Portfolio Changes and Updated Holdings:

As discussed in the Discord, I've been seriously contemplating adding quantum puts to the portfolio as a hedge against market exposure. I view those names as egregiously priced and low-quality and am confident that the sector bubble will eventually pop.

At the same time, I'm leaning towards not doing this. I would have to allocate a significant portion of my remaining cash for profits to be a meaningful enough offset to rest-of-portfolio declines amid any correction. If I kept the hedge at 1%-2% of holdings like I'd want to, those offsets would be small.

I also have very little feel for when the ridiculousness will end, and early in this case is the same thing as wrong. I can make timing less important by choosing longer-dated expirations, but I can still lose a considerable amount of money while that unfolds. And finally, it does feel risky to be adding bearish high-beta exposure as the fed gears up to cut rates and considering every meaningless press release these firms come out with leads to large price spikes. I might revisit this idea in the future when the names start to give up moving averages and show signs of running out of momentum, but that hasn't happened yet.

For now, I will continue to manage risk by lightening up on the most expensive names in the portfolio and adding to cheaper, more defensive names. Today, that entailed cutting another 28% of my Shopify position and shifting some of that equity into Amazon.

With Shopify FCF and net income growth multiples both over 3x and its sales multiple 50% above the 3-year average, I think this is nearing "priced for perfection" territory (if not there already).

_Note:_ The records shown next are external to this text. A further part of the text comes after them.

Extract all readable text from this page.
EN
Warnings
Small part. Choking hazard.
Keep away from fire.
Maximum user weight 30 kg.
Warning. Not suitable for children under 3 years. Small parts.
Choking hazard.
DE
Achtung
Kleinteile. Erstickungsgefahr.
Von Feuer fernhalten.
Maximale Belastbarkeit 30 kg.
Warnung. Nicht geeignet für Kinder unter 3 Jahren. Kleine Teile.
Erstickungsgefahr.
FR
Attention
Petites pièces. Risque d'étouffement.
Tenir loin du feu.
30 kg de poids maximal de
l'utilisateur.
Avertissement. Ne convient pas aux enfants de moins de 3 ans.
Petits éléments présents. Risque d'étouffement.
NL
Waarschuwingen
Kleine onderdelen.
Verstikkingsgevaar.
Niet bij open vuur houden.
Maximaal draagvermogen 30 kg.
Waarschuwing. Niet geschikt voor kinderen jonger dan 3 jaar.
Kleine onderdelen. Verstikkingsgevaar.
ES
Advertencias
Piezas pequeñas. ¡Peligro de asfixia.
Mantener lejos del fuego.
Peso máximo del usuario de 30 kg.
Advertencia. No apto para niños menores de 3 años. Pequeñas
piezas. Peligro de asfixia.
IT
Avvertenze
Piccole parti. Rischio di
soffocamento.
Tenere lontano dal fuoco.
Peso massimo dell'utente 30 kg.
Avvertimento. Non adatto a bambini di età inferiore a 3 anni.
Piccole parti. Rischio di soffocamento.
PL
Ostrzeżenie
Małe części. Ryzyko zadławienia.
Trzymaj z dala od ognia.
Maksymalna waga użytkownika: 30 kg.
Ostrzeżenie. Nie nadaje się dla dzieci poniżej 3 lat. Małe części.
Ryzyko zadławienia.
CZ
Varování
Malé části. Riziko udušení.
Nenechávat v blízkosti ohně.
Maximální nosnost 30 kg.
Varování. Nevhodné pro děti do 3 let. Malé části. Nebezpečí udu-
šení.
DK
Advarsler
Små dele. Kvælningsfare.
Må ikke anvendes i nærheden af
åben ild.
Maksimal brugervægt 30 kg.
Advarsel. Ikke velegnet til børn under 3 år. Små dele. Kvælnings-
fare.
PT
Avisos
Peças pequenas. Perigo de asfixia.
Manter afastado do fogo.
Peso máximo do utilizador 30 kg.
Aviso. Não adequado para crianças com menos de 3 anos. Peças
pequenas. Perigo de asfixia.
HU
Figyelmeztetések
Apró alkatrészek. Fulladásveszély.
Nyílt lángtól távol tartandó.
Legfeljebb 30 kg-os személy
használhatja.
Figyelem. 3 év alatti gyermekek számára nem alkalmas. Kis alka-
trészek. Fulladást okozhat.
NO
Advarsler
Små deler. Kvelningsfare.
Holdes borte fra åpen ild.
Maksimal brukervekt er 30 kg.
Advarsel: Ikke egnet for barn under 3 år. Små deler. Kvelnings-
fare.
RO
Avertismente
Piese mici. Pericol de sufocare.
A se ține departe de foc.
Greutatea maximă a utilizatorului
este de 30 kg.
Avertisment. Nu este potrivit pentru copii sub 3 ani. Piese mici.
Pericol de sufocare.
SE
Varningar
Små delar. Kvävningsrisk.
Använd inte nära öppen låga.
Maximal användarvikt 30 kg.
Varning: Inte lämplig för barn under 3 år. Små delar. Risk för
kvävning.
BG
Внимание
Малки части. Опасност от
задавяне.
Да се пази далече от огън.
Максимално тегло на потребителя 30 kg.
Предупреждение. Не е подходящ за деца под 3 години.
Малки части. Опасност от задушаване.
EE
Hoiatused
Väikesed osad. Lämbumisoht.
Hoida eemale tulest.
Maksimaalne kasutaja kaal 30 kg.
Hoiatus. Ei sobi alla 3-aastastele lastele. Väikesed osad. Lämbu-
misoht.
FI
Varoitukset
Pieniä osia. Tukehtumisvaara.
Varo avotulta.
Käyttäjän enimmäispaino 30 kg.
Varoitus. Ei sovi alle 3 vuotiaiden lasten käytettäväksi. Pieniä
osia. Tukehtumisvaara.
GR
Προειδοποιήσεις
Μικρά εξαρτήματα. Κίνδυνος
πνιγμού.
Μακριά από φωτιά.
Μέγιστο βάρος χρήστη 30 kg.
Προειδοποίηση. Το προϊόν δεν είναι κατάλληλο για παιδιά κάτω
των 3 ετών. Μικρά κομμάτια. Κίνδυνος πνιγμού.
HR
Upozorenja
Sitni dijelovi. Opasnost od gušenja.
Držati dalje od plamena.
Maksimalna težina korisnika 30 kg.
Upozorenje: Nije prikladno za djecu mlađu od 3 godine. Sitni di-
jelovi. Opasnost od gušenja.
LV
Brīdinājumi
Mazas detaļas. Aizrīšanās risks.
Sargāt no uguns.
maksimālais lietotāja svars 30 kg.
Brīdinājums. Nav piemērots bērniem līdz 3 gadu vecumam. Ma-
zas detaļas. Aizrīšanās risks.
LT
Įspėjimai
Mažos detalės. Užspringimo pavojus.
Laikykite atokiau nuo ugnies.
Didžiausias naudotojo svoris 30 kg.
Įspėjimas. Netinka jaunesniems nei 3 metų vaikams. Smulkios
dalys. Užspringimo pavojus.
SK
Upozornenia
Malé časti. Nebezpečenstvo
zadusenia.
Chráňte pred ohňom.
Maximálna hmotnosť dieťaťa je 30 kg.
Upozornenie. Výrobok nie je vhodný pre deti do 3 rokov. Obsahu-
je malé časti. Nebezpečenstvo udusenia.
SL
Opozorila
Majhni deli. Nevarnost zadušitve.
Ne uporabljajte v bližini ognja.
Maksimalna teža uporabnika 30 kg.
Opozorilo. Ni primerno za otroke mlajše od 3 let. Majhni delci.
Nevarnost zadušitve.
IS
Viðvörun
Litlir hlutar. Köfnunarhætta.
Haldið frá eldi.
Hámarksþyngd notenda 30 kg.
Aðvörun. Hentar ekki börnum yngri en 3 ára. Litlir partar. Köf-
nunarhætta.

I would absolutely and selfishly love a meaningful correction to accumulate shares of this special company and will continue to take advantage of breathtakingly sharp forward valuation swings to trim/accumulate as I see fit. I've done that several times with this name in the past, and it has been a uniformly winning strategy thus far.

And for Amazon, I think sentiment is beginning to detach from reality:

  • An AWS growth acceleration feels inevitable as Anthropic capacity comes online and their backlog growth remains excellent.
  • Their progress in high-performance chips and agentic software is palpable.
  • Their marketplace is better equipped to handle fluid tariff policy than any competitor.
  • Robotics investments boosting fulfillment margins are in the top of the first inning.
  • Its ads business is exploding.
  • Assortment and subscription-fueled engagement growth still has plenty of runway
  • Front-loaded Kuiper investments are about to start generating real revenue and Zoox is progressing nicely.
  • All of this is true while it trades 12 turns below its 3-year average EBIT multiple and with 2025 EBIT estimates up 6% year-to-date despite incremental tariff headwinds. I think it's time to lean in – despite this already being a large holding.